As Clock Ticks Down: Extraterritorial Swaps Resolution

Published 07/23/2013, 02:12 AM
Updated 05/14/2017, 06:45 AM

If you want to get something done in Washington, set a clock ticking. It is a town that responds to deadlines. We saw an example of this recently in the events that finally brought everyone onto the same page with regard to the extraterritorial consequences of swaps rules mandated by the Dodd-Frank Act.

On July 11, the EC and the US Commodity Futures Trading Commission announced their joint understanding as to how to approach cross-border derivatives.

It was on May 1 that the CFTC’s sister agency, the Securities and Exchange Commission, proposed its own new set of rules and interpretive guidance on cross-border security-based swaps. At that time and for weeks thereafter, the CFTC continued to take a more aggressive view than that of the SEC on extra-territorial impact.

Go Back a Year
The CFTC’s change of course came about, as many changes do, as the consequence of an artificially ticking clock. A year ago the agency published its “final exemptive order regarding compliance with certain swap regulations,” offering “temporary conditional relief from certain provisions of the CEA,” as amended by Dodd-Frank’s Section VII, the part of the Act specific to swaps.

According to that order, a non-U.S. person could register as a swap dealer or major swap participant while delaying “compliance with certain entity-level requirements” of that status. Also, foreign branches of U.S. SDs or MSPs could delay compliance with transaction-level requirements.

But the order also contained an alarm. It was set to expire on July 12, 2013.

On June 6, almost eleven months after the creation of that one-year exemption order, one month after the SEC granted its own permanent relief, the CFTC’s chairman, Gary Gensler, gave an address at the Sandler O’Neill conference in which he took the position that the exemption should simply be allowed to expire. We shouldn’t allow ourselves to forget, he said, that AIG Financial Products, the affiliate of AIG that “nearly brought down the U.S. economy,” was run out of London and run as a branch of a bank registered in France.

At some point in the future, Gensler envisioned, someone may call a U.S. Treasury Secretary with the news that a U.S. financial institution is failing because of its overseas swaps business. Gensler doesn’t want that to come about “because the CFTC back in 2013 knowingly left offshore operations out of common-sense reform.”

Brave words, but a clock was ticking and the EU wasn’t happy. Neither, it appears, was the Obama administration. Gensler became a lame duck soon after giving that speech. Gensler’s time as chairman ends as some as someone is sworn in to replace him, and Instead of nominating him for another term, the White House started talking up Amanda Renteria for that post. And Renteria, frankly, is seen as a lightweight, with almost no relevant experience.

Tick … tick … tick.
On June 20, those unhappy EU regulators met with the U.S. Treasury Secretary, Jacob Lew, the fellow who would be on the receiving end of the phone call Gensler had talked about. Lew decided the Eurocrats were right.

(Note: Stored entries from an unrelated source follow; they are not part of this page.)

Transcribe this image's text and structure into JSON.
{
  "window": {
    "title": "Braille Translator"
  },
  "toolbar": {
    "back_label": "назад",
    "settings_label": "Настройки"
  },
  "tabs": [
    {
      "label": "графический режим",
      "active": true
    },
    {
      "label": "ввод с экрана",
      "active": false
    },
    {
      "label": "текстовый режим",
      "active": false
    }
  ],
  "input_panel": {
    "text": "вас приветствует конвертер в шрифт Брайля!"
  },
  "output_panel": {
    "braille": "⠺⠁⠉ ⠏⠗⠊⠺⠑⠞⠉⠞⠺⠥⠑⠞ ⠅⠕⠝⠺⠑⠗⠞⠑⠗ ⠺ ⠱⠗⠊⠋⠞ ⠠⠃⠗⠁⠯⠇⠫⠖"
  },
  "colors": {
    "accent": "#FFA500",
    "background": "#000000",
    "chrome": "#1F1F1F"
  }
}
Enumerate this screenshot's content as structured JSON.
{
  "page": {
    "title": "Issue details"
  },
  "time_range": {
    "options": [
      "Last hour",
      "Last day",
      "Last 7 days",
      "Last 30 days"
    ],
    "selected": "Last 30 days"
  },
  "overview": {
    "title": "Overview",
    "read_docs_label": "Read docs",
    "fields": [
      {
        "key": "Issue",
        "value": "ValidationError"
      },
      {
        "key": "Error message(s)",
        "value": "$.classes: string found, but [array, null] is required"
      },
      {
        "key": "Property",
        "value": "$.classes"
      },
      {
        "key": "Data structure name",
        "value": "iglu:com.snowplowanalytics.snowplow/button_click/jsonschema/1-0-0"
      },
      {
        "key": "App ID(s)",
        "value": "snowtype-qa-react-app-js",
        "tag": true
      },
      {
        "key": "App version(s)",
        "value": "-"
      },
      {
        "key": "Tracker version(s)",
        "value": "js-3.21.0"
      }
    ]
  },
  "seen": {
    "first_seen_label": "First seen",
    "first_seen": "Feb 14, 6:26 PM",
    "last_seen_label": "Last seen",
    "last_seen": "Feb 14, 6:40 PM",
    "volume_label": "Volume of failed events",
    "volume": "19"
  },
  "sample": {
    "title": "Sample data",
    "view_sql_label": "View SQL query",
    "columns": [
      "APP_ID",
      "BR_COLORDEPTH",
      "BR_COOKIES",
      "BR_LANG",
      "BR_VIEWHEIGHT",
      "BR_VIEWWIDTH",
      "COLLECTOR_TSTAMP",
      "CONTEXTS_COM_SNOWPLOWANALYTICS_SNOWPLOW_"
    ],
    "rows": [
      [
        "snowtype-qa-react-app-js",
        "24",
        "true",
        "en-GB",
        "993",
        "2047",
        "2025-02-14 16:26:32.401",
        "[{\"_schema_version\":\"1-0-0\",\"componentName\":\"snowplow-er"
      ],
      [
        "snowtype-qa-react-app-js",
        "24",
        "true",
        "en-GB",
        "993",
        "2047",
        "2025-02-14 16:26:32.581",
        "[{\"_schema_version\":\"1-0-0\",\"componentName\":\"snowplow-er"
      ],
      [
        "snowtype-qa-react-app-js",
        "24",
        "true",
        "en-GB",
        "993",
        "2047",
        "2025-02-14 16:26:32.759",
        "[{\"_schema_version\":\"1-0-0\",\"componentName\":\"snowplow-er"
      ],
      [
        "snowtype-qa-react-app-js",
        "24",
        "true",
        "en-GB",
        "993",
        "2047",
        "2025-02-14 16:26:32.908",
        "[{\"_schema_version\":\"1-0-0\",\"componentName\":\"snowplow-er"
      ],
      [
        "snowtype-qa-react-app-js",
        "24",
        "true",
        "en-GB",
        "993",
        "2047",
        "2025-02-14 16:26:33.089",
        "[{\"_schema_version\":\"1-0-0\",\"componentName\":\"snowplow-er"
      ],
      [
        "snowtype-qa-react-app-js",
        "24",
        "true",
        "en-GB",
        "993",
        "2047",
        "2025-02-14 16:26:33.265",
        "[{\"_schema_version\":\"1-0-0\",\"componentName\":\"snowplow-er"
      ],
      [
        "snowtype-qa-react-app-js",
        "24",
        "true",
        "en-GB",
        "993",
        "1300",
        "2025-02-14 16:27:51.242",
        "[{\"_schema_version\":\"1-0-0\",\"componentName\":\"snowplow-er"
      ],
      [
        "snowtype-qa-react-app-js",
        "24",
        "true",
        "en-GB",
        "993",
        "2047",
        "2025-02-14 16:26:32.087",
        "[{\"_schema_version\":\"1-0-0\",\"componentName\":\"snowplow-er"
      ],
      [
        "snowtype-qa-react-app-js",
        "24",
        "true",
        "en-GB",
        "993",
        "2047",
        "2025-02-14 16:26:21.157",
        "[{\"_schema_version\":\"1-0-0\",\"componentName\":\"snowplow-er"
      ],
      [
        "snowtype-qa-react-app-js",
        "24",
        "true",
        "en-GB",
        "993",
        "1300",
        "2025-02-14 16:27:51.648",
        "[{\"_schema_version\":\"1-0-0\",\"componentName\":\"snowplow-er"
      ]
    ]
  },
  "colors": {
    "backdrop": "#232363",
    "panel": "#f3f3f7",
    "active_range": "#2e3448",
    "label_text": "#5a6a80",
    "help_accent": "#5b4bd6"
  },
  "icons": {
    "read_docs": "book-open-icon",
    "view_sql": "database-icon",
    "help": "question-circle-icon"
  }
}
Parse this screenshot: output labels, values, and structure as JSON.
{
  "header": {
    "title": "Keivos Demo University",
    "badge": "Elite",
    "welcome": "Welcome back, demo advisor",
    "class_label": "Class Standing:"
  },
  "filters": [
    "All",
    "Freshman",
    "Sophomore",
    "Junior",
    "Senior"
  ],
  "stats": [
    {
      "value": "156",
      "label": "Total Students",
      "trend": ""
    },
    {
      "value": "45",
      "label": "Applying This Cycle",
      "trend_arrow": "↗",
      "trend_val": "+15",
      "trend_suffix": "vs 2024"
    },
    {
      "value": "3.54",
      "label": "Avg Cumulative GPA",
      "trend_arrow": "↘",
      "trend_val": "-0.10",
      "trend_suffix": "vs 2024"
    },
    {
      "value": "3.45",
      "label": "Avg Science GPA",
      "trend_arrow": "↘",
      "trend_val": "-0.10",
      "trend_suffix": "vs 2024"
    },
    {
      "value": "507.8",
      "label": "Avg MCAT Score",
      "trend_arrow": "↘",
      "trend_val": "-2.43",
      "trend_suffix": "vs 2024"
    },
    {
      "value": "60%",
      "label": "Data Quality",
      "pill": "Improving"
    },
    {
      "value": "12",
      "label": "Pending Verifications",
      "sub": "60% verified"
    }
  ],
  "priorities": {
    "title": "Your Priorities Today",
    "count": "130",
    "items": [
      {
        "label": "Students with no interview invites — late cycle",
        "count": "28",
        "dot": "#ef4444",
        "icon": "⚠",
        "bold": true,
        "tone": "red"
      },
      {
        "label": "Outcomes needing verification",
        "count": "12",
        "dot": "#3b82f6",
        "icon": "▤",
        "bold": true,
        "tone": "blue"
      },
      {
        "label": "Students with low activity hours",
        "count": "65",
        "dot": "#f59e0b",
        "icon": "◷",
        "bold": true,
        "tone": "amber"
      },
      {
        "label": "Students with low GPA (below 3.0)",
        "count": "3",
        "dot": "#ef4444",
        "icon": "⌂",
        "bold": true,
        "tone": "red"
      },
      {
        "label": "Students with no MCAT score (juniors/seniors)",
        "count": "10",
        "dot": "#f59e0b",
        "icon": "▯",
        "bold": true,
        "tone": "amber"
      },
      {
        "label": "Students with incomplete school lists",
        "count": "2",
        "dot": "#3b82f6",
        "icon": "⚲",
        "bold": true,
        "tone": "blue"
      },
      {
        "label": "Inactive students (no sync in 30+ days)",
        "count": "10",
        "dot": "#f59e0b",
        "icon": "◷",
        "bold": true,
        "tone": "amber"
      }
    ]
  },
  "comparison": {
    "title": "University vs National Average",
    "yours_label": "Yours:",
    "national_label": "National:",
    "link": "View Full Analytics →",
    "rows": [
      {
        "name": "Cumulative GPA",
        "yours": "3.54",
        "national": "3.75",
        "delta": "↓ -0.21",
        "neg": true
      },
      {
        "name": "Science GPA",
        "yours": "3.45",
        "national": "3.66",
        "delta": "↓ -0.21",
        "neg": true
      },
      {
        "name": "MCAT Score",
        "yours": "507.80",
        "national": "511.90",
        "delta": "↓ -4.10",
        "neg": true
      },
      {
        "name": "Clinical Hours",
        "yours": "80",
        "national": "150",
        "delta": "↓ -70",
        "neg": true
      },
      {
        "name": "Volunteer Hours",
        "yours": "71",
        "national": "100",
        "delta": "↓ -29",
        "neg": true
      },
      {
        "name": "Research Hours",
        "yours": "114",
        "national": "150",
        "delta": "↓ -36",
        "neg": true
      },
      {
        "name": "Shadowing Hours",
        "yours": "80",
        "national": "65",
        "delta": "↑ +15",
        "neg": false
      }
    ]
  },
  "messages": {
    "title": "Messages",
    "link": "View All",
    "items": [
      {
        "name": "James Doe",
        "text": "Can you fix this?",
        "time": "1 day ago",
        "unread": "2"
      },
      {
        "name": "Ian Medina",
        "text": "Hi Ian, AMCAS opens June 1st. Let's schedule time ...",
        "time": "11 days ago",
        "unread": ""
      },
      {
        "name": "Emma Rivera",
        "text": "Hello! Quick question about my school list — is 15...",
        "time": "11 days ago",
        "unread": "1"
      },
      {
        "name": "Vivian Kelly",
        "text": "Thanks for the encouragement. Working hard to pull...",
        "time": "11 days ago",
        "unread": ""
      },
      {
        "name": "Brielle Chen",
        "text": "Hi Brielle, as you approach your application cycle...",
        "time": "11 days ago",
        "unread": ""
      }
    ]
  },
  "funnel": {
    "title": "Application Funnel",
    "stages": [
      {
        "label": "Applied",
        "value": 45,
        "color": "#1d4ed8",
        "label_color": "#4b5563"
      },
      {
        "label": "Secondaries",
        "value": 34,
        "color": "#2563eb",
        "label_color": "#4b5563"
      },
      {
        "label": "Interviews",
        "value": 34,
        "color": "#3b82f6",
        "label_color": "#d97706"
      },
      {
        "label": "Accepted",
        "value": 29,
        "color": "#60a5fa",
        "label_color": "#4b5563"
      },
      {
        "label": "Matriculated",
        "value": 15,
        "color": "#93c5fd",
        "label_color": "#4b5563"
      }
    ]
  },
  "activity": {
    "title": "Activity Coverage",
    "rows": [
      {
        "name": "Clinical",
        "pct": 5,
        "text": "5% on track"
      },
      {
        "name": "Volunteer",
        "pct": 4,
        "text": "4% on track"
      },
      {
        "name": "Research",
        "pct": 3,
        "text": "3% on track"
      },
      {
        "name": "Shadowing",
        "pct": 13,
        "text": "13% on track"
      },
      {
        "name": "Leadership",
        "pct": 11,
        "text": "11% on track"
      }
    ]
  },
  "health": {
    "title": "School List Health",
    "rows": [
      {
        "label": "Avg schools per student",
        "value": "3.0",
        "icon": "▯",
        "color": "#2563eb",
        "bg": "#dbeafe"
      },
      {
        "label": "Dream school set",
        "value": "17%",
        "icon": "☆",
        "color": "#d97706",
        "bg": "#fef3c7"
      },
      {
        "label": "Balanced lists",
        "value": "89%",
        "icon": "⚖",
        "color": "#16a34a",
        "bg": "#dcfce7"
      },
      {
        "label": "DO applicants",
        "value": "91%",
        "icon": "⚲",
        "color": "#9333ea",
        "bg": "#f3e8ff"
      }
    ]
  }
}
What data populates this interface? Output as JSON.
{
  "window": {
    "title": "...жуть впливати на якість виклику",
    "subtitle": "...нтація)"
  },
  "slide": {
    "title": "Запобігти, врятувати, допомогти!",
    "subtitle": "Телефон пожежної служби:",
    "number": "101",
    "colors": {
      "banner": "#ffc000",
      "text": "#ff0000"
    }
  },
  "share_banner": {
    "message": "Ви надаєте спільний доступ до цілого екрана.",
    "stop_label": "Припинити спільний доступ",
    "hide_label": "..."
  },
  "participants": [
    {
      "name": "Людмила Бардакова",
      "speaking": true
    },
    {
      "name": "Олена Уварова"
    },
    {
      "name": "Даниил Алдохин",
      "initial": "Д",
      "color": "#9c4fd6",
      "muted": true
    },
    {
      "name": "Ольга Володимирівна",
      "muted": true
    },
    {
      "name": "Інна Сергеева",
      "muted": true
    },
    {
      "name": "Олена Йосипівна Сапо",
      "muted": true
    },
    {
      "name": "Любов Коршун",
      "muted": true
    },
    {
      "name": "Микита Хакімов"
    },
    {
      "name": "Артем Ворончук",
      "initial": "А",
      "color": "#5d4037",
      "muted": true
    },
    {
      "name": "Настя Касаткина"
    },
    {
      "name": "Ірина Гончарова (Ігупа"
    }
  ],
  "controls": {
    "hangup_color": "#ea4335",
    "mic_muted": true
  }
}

As July began, Lew and SEC chair Mary Jo White took a meeting with Gensler. Reports indicate the meeting was tense. Lew and White appear to have accomplished their purpose. Gensler began his retreat. By Tuesday, July 9, news reports described Gensler’s desire for a compromise in which some of the extra-territorial impact of the CFTC’s rules would be delayed until the end of the year.

On Thursday, July 11, just one day before the alarm was to go off: retreat completed. Ticking stopped.

The CFTC and EC announced their agreement, which they call their “Path Forward.” As DLA Piper has observed, the announcement is “light on details.” But this much is clear:

  • A non-U.S. swap dealer will only be subject to transaction-level requirements in transactions with U.S. persons or guaranteed affiliates of U.S. persons.
  • Where a swap is subject to joint jurisdiction with US and EU risk mitigation rules, compliance under the European Market Infrastructure Regulation (EMIR) will achieve compliance with relevant CFTC rules. The CFTC formalized this in a no-action letter.

Although cross-border swap dealers are likely happy about both of those two points, they are likely less happy about a third bullet point from the Path Forward:

  • That in regard to mandatory clearing, in transactions where jurisdiction overlaps, the stricter rule will apply. Where exemptions from clearing would apply in one jurisdiction but not the other, the transaction will need to be cleared.